Give feedback based on best practices, not preferences.
If you have perfectionist tendencies, your team likely finds it frustrating for you to review their work, just as many found it difficult to work with Jobs. You likely spend a lot of time redoing team members’ work until it looks the way it would have if you had done it yourself. When giving feedback to your team, you may struggle to articulate what was wrong with their work because your changes are often driven more by a feeling than a clear gap between their work and expectations.
The common consequence of this behavior is feedback overload. When employees are overloaded with feedback, they get frustrated easily and are constantly overthinking things, they focus too heavily on the most recent feedback, and they lose the ability to self-assess their own performance.
The first antidote is to ask yourself if the changes you are considering are based on your preference or best practice. I worked with one manager who would remove any drop shadow added to images or shapes in a presentation. Another manager added shadow and the rest didn’t care either way. Your preferences aren’t always better, though they feel better because you’re used to them. It can be ok to ask team members to do work that is purely preferential, but when doing so, make sure it’s clear that it is your preference.
It’s also important to vary how you give feedback. Rather than always making direct changes yourself, rotate through the following other approaches:
- Add comment boxes suggesting changes or asking questions
- Recommend changes or ask questions in a separate document or email
- Provide a summary assessment of the work and ask a few high-level questions
Follow a completion process.
Perfectionism is perhaps the most counterproductive when you’re trying to finalize work.
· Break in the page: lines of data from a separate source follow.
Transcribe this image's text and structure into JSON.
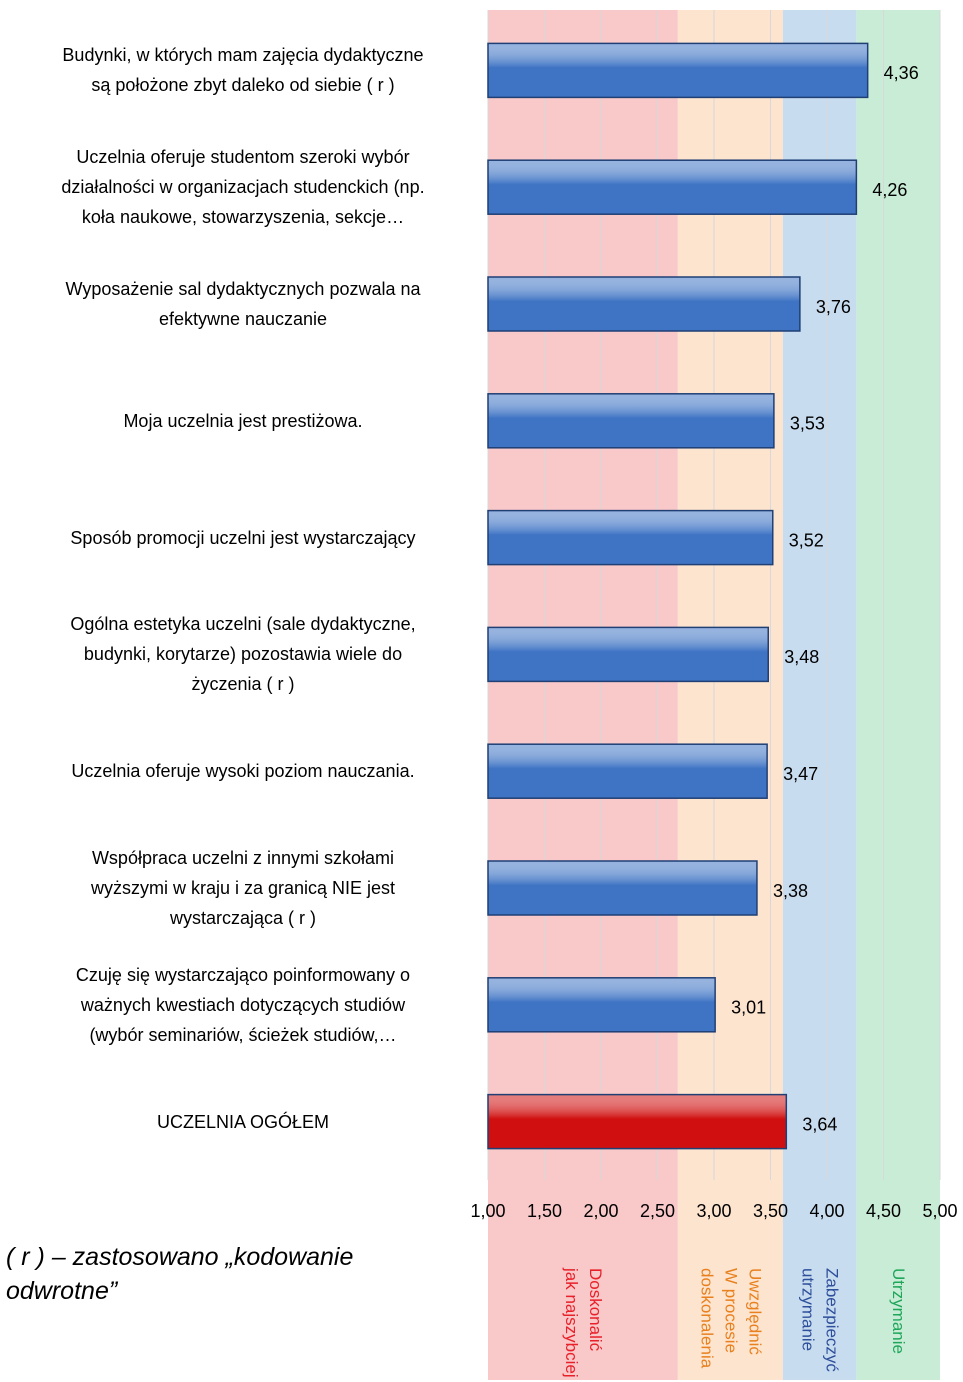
{
  "chart_data": {
    "type": "bar",
    "orientation": "horizontal",
    "categories": [
      "Budynki, w których mam zajęcia dydaktyczne\nsą położone zbyt daleko od siebie ( r )",
      "Uczelnia oferuje studentom szeroki wybór\ndziałalności w organizacjach studenckich (np.\nkoła naukowe, stowarzyszenia, sekcje…",
      "Wyposażenie sal dydaktycznych pozwala na\nefektywne nauczanie",
      "Moja uczelnia jest prestiżowa.",
      "Sposób promocji uczelni jest wystarczający",
      "Ogólna estetyka uczelni (sale dydaktyczne,\nbudynki, korytarze) pozostawia wiele do\nżyczenia ( r )",
      "Uczelnia oferuje wysoki poziom nauczania.",
      "Współpraca uczelni z innymi szkołami\nwyższymi w kraju i za granicą NIE jest\nwystarczająca ( r )",
      "Czuję się wystarczająco poinformowany o\nważnych kwestiach dotyczących studiów\n(wybór seminariów, ścieżek studiów,…",
      "UCZELNIA OGÓŁEM"
    ],
    "values": [
      4.36,
      4.26,
      3.76,
      3.53,
      3.52,
      3.48,
      3.47,
      3.38,
      3.01,
      3.64
    ],
    "value_labels": [
      "4,36",
      "4,26",
      "3,76",
      "3,53",
      "3,52",
      "3,48",
      "3,47",
      "3,38",
      "3,01",
      "3,64"
    ],
    "colors": [
      "#3f74c4",
      "#3f74c4",
      "#3f74c4",
      "#3f74c4",
      "#3f74c4",
      "#3f74c4",
      "#3f74c4",
      "#3f74c4",
      "#3f74c4",
      "#d01010"
    ],
    "xlim": [
      1,
      5
    ],
    "xticks": [
      {
        "value": 1,
        "label": "1,00"
      },
      {
        "value": 1.5,
        "label": "1,50"
      },
      {
        "value": 2,
        "label": "2,00"
      },
      {
        "value": 2.5,
        "label": "2,50"
      },
      {
        "value": 3,
        "label": "3,00"
      },
      {
        "value": 3.5,
        "label": "3,50"
      },
      {
        "value": 4,
        "label": "4,00"
      },
      {
        "value": 4.5,
        "label": "4,50"
      },
      {
        "value": 5,
        "label": "5,00"
      }
    ],
    "grid": true,
    "bands": [
      {
        "label": "Doskonalić\njak najszybciej",
        "from": 1,
        "to": 2.68,
        "color": "#f9c8c8",
        "text_color": "#e8202a"
      },
      {
        "label": "Uwzględnić\nW procesie\ndoskonalenia",
        "from": 2.68,
        "to": 3.61,
        "color": "#fde4cf",
        "text_color": "#e8801e"
      },
      {
        "label": "Zabezpieczyć\nutrzymanie",
        "from": 3.61,
        "to": 4.26,
        "color": "#c8dcf0",
        "text_color": "#2e4f9a"
      },
      {
        "label": "Utrzymanie",
        "from": 4.26,
        "to": 5,
        "color": "#c9ecd6",
        "text_color": "#1fa65a"
      }
    ],
    "note": "( r ) – zastosowano „kodowanie\nodwrotne”"
  }
}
You keep reviewing and tweaking work ad nauseum because it’s impossible to know when you’ve hit perfect. There is never a guarantee that the work is perfect, creating an unsatisfying and slow process.
The way to circumvent this is to put your trust in a “completion process” or checklist rather than in your ability to discern whether work has reached perfection. When writing an email, for example, your checklist might include checking for spelling errors, making sure you have the most important point at the top of the email, and checking to see if it’s addressed to the right person. Rather than asking yourself whether the email is perfect, you go through the checklist, and once you do that, you’re done. As long as you trust the process, you can trust the output to be as perfect as it needs to be.
Perfectionism is not a bad mentality at its core; it’s simply a strength exaggerated. You likely seek perfection because you want to do great work and have an outsized impact on the world around you. This is wonderful. Don’t let perfection deceive you into making it the primary goal and get stuck in perfection paralysis. Instead ask yourself, “What’s the minimum amount of work I can do to create the greatest impact?” Then you’ll achieve much more than you are today and avoid the psychological burden of pursuing an unattainable goal and the unpleasantness of annoying your coworkers.